The trick, he realised, was to engage the students through an interactive programme. That is how the ‘I am Gandhi’ programme was launched; it targets one classroom at a time and encourages the students to spend a day with them. Right from taking a walk around the museum looking at some rare photographs of Mahatma Gandhi apart from information about his life, his ideologies, access to interactive displays and an interaction with Birad himself, students get to experience Gandhism.

“In the past we did two major installations on Gandhi — the King Gandhi Wall at Howard University in Washington D.C. and the Mandela Gandhi Wall at the Nelson Mandela Foundation. Both are over 20 feet in size and we decided to get small pieces of both the walls to Bapu Ghat for symbolism. The museum has several interactive displays like exhibits with QR codes that will throw up a video or message by Mahatma Gandhi and index cards with questions that need to be matched with the relevant answers on the walls,” says Birad.

The whole idea, says Birad, is to borrow from Gandhi’s ideologies and adapt them in today’s day and age. Ask him why people must pay the museum a visit and he says, “You have to decide what piece of Gandhi you want to emulate. For instance, if you’re an entrepreneur then Gandhi is a great example of how to raise funds, if you are a PR person you can learn from him the art of communications (how else did he grab so much media attention across the world through the Dandi march?), if you are a strategic consultant you can once again look at how he organised the Dandi March to see how he covered 10 kilometres each day and made sure he stopped at two villages every day keeping his lunch and dinner timings in mind.

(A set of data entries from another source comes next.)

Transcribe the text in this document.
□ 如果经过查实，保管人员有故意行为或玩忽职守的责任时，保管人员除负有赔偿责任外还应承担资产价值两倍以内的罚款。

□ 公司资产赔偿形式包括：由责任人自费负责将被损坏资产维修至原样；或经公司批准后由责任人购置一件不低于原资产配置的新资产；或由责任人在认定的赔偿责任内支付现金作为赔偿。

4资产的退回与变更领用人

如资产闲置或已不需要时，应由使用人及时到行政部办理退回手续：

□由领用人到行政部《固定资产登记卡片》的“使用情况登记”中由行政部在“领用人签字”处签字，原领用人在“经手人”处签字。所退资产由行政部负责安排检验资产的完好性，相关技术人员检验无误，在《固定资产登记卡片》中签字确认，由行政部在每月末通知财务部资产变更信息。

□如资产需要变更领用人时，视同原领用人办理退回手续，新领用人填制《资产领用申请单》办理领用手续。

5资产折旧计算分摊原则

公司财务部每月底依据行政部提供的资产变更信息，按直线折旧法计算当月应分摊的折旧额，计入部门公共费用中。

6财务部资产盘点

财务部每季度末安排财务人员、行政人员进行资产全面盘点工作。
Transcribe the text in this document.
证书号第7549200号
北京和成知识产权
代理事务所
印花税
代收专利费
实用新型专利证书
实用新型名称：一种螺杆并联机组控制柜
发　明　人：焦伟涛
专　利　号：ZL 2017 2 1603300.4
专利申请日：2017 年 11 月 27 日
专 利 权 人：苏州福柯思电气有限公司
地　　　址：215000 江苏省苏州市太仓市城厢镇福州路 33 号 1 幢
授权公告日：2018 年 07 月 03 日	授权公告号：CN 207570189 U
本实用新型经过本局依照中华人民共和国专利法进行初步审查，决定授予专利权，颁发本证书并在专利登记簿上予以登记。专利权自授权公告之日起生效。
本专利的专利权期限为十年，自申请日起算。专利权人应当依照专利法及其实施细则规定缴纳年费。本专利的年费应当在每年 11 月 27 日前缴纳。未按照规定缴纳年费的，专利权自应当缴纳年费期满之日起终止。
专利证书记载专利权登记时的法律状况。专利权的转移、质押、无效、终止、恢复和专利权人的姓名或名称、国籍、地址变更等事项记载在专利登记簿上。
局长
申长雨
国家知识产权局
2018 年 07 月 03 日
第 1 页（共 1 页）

There is something to emulate for everybody; the trick is to see what is invisible and go beyond the obvious.”

“Unfortunately, Gandhi is in our blind spot. We only remember him on Gandhi Jayanti (October 2) or Martyr’s Day (January 30). What we do at the museum is we don’t differentiate between any day; every day is a Gandhi Jayanti. If we put our minds to it we can figure out the life of Mahatma Gandhi and either emulate him, draw inspiration from him or follow him,” he explains.

According to Birad, children these days are very perceptive. “It is important to catch their imagination. They surprise me with their observations. I once had a group of 100 students, all aged 8, attending a session at the museum. When I told them they must pay me for the lunch and gave them blank pieces of paper to create the money to pay me the amount totalled a whopping Rs. 8.2 crore. When I tried the same exercise with a group of adults all they gave me was Rs. 50,000. That indicates the difference in how things impact children,” he says.

What excites Birad the most about the museum is that he revamps the engagement programmes every year. “This year I plan to introduce robotics at the museum to impart information. I want to use technology to show the message of Gandhi,” he says. The museum, which has so far been targeting students, soon plans to begin a segment to involve adults and tourists as well through a 90-minute programme called ‘Invoking Gandhi’. The idea says Birad, is to give people a different experience. In the near future, he envisions setting up a network of Mahatma Gandhi Digital Museum with centres in the offing at Durban, Gujarat and New Delhi.